In a move sure to attract attention from the music industry, a small group of coders claiming to be part of Anonymous is putting together a social music platform. The rather ambitious goal: Create a service that seamlessly pulls up songs streaming from all around the internet.
One of the creators of Anontune said they met while on a hacking site and began talking about music and how the industry is operating in bad form.
Anontune works by automating what most people do online manually. After setting up an account, users can build playlists by simply typing in the names of songs they want to hear (very similar to Pandora), or they can choose from the names of songs imported from their mp3 device. Anontune's "music engine" runs in the user's browser and finds them songs on the internet. Currently most of the tracks come from YouTube and SoundCloud, but there are plans in the works to add Yahoo Music, Myspace Music, Bandcamp and others. From there, users, of which there are currently fewer than 1,000, just press play.
In reporting the story, CNN aired a word of precaution:
(A word of caution to curious readers: The system relies on executing a Java applet. Unless you are extremely trusting or using VMWare, you should think very carefully about running code on your machine that was written by members of Anonymous.)"The project is not so much a response to Megaupload but a response to the tycoons from the RIAA shutting down music services," the anon (member of anonymous) wrote to Wired. "You may have heard about what Anonymous has done in Operation Payback.
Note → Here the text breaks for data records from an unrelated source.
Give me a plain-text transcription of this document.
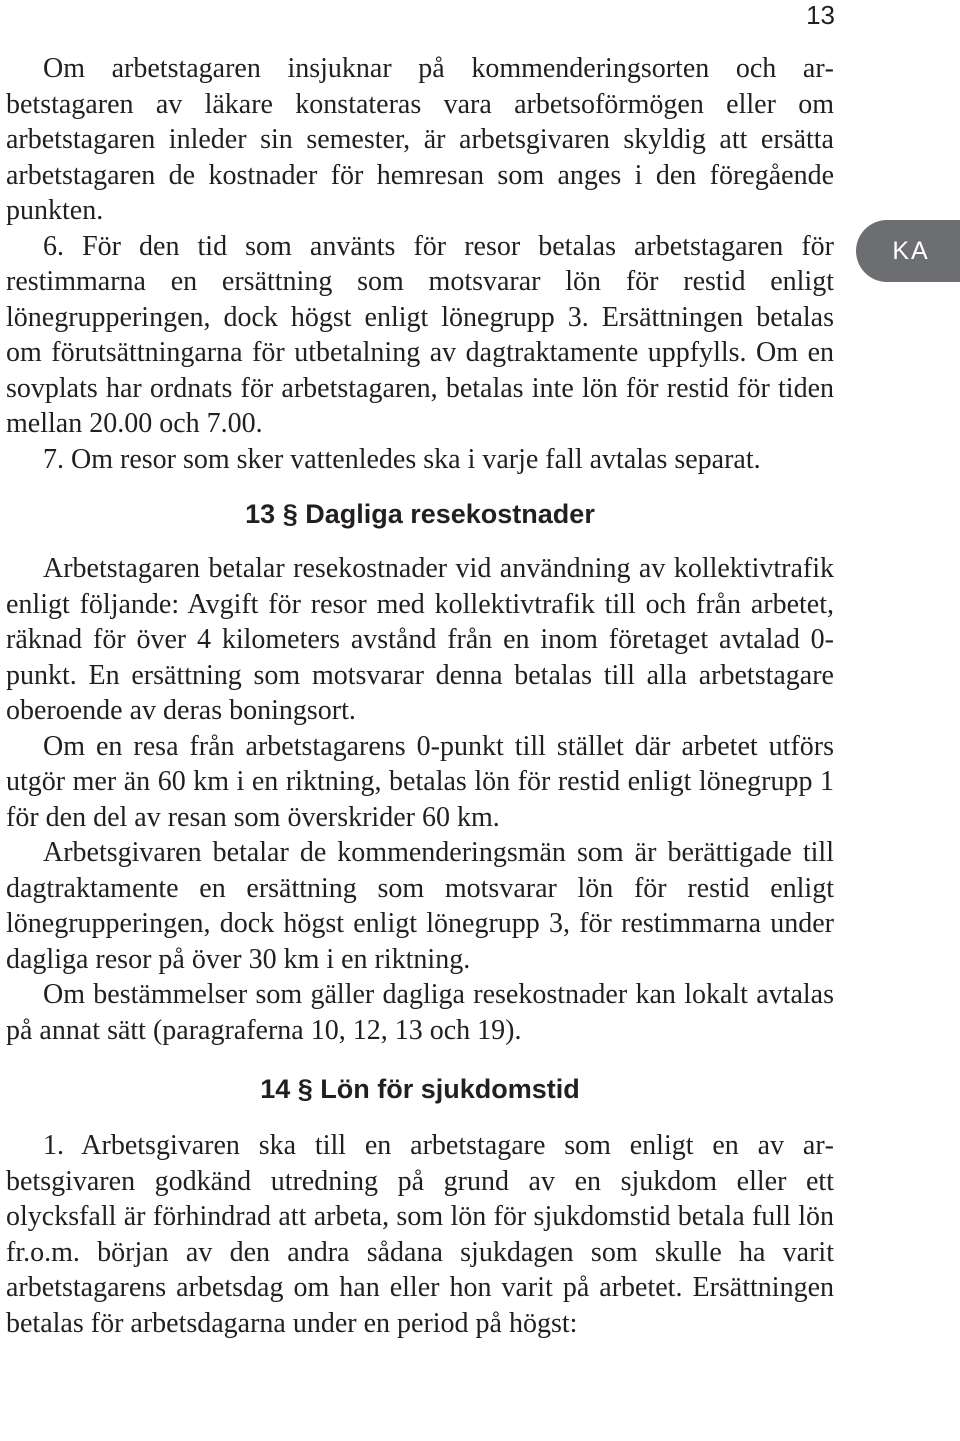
13
KA

Om arbetstagaren insjuknar på kommenderingsorten och arbetstagaren av läkare konstateras vara arbetsoförmögen eller om arbetstagaren inleder sin semester, är arbetsgivaren skyldig att ersätta arbetstagaren de kostnader för hemresan som anges i den föregående punkten.

6. För den tid som använts för resor betalas arbetstagaren för restimmarna en ersättning som motsvarar lön för restid enligt lönegrupperingen, dock högst enligt lönegrupp 3. Ersättningen betalas om förutsättningarna för utbetalning av dagtraktamente uppfylls. Om en sovplats har ordnats för arbetstagaren, betalas inte lön för restid för tiden mellan 20.00 och 7.00.

7. Om resor som sker vattenledes ska i varje fall avtalas separat.

13 § Dagliga resekostnader

Arbetstagaren betalar resekostnader vid användning av kollektivtrafik enligt följande: Avgift för resor med kollektivtrafik till och från arbetet, räknad för över 4 kilometers avstånd från en inom företaget avtalad 0-punkt. En ersättning som motsvarar denna betalas till alla arbetstagare oberoende av deras boningsort.

Om en resa från arbetstagarens 0-punkt till stället där arbetet utförs utgör mer än 60 km i en riktning, betalas lön för restid enligt lönegrupp 1 för den del av resan som överskrider 60 km.

Arbetsgivaren betalar de kommenderingsmän som är berättigade till dagtraktamente en ersättning som motsvarar lön för restid enligt lönegrupperingen, dock högst enligt lönegrupp 3, för restimmarna under dagliga resor på över 30 km i en riktning.

Om bestämmelser som gäller dagliga resekostnader kan lokalt avtalas på annat sätt (paragraferna 10, 12, 13 och 19).

14 § Lön för sjukdomstid

1. Arbetsgivaren ska till en arbetstagare som enligt en av arbetsgivaren godkänd utredning på grund av en sjukdom eller ett olycksfall är förhindrad att arbeta, som lön för sjukdomstid betala full lön fr.o.m. början av den andra sådana sjukdagen som skulle ha varit arbetstagarens arbetsdag om han eller hon varit på arbetet. Ersättningen betalas för arbetsdagarna under en period på högst:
We believe the underlying reasons for the revolt were (mostly) correct, however their approach is unlikely to change anything in the long run."
When asked about Anontune by Wired, an RIAA spokesman declined to comment.
The version is only about 20% complete at this time, according to one anon. They hope to get better results as people start using it.
This underlying technology has the possibility of exploding. All that needs to happen is for it to exit its “Darknet” arena. With the talent and skill anonymous has (if they actually are members of the group), the application should function effectively.
If this comes out to a more public usage, it could be revolutionary. If users around the world could upload music to a cloud-like format rather than risking faulty downloads, you will see a rise in downloading (especially if it is safe).
The activity could also bring about very harsh legal sanctions by the RIAA, trying to make an example of those that fail to pay royalties (much like in the early days of music piracy).
Overall, the pirate in me takes over, and I would much rather see music in the hands of the public, rather than Benjamin’s in the pockets of the executives.
Source - Anontune: the new social music platform from 'Anonymous', Wired/CNN
BJB - slightly edited for style. Official caveat - "views expressed, etc." and deal with unlicensed content at your own risk.